Kenosha County Division of Health

Agency overview
- Headquarters: 8600 Sheridan Road, Suite 600 Kenosha, WI 53143-6515
- Employees: 43
- Agency executive: Frank Matteo, Director;
- Website: http://www.co.kenosha.wi.us/index.aspx?nid=297

= Kenosha County Division of Health =

Government Organization (US)

The Kenosha County Division of Health is the local agency tasked with monitoring and improving the health and wellbeing of the citizens of Kenosha County, Wisconsin. Their mission statement is "to assure the delivery of health services necessary to prevent disease, maintain and promote health, and to protect and preserve a healthy environment for all citizens of Kenosha County regardless of ethnic origin, cultural and economic resources."

==Departments==
===Nursing===
The nursing unit provides many clinical services to the residents of Kenosha County.

| Clinical services | Number utilized in 2008 |
|---|---|
| Immunization services | 13,514 |
| Influenza vaccine | 2,355 |
| TB Control | 1,340 |
| Women's health | 218 |
| Health Check Clinics | 87 |
| Prenatal Care Coordination | 43 |
| HIV Antibody Testing | 574 |
| STD Clinic | 886 |
| Reportable Communicable Diseases | 381 |
| Child Safety Seat Checks | 269 |
| Nurse of the day | 12,743 |
| Home Visits | 1,656 |

In addition to these clinical services, the Nursing unit also contracts with Kenosha Unified School District and other Kenosha County schools to provide nurses for 44 schools. It also manages the Kenosha County Women, Infants and Children (WIC) program, which promotes the health of at-risk pregnant, breastfeeding, and postpartum women, infants, and children.

===Environmental Health===
The Environmental Health Services unit is responsible for providing information, education, and regulation in the areas of food, water, waste, recreation, lodging, consumer protection, and environmental and human health hazards. Much of the unit is devoted to consumer protection by inspecting, licensing, and regulating restaurants, retail food establishments, mobile home parks, campgrounds, special events, public swimming pools, hotels, motels, tourist rooming houses, tattoo/body piercing establishments, bed and breakfast establishments, and school food service.

This unit is part of the Kenosha/Racine Lead-Free Communities Partnership, which uses funding from the United States Department of Housing and Urban Development to test homes for lead and repair the most hazardous areas. This program was recently renewed for another three-year contract, which will fund it through 2012.

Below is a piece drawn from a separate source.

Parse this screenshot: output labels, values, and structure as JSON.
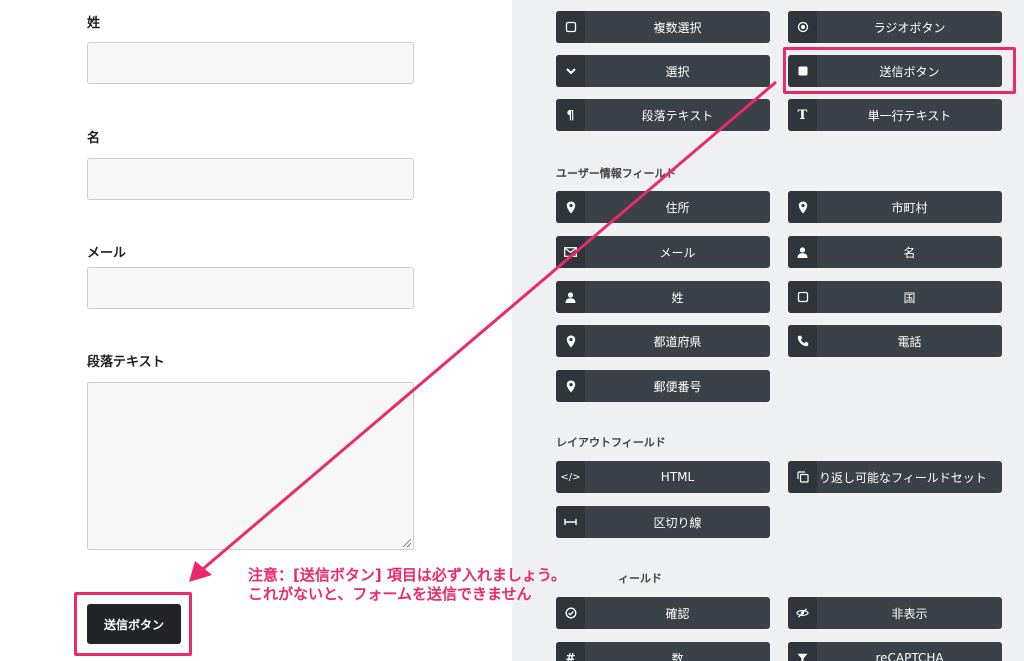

Another program through the Environmental Health Services unit is their Healthy Homes Initiative, which targets children with asthma and allergies and home safety for individuals 65 years or older.

===Laboratory===
The Laboratory provides a water testing service for Kenosha County, including swimming pools, beaches, public drinking water supplies and private wells. The laboratory is divided into a few sections:

The Clinical Microbiology/Serology unit is responsible for examining stool samples for organisms that cause infectious diseases, such as Giardia. It also performs tests for diseases such as gonorrhea, syphilis, and Group A Streptococcus, which causes Strep Throat.

The Analytical Chemistry unit conducts tests on public and private water sources for the presence of nitrates, determines the concentration of fluorine in drinking water, and analyzes paint and pottery chips for the presence of lead.

The Forensic Chemistry unit analyzes urine samples and other bodily fluids for evidence of controlled substances and alcohol and testifies in court regarding its findings.

The Environmental Bacteriology unit tests public and private water supplies, swimming pools, beaches, and recreational water for Coliform bacteria. It also documents complaints of food suspected of causing disease outbreaks and identifies insects.

==Healthy People Kenosha County 2010==
The Kenosha County Health Division is currently working with Healthy People 2010, Healthiest Wisconsin 2020, and local businesses and organizations to develop a public health strategy for the area. The areas the program is focusing on are:
- Access to health care
- Youth health
- Healthy lifestyles
- Mental health
- Injury prevention
- Environmental Health
An example of one of the projects the initiative supports is a gardening project at Harborside Academy, a local high school.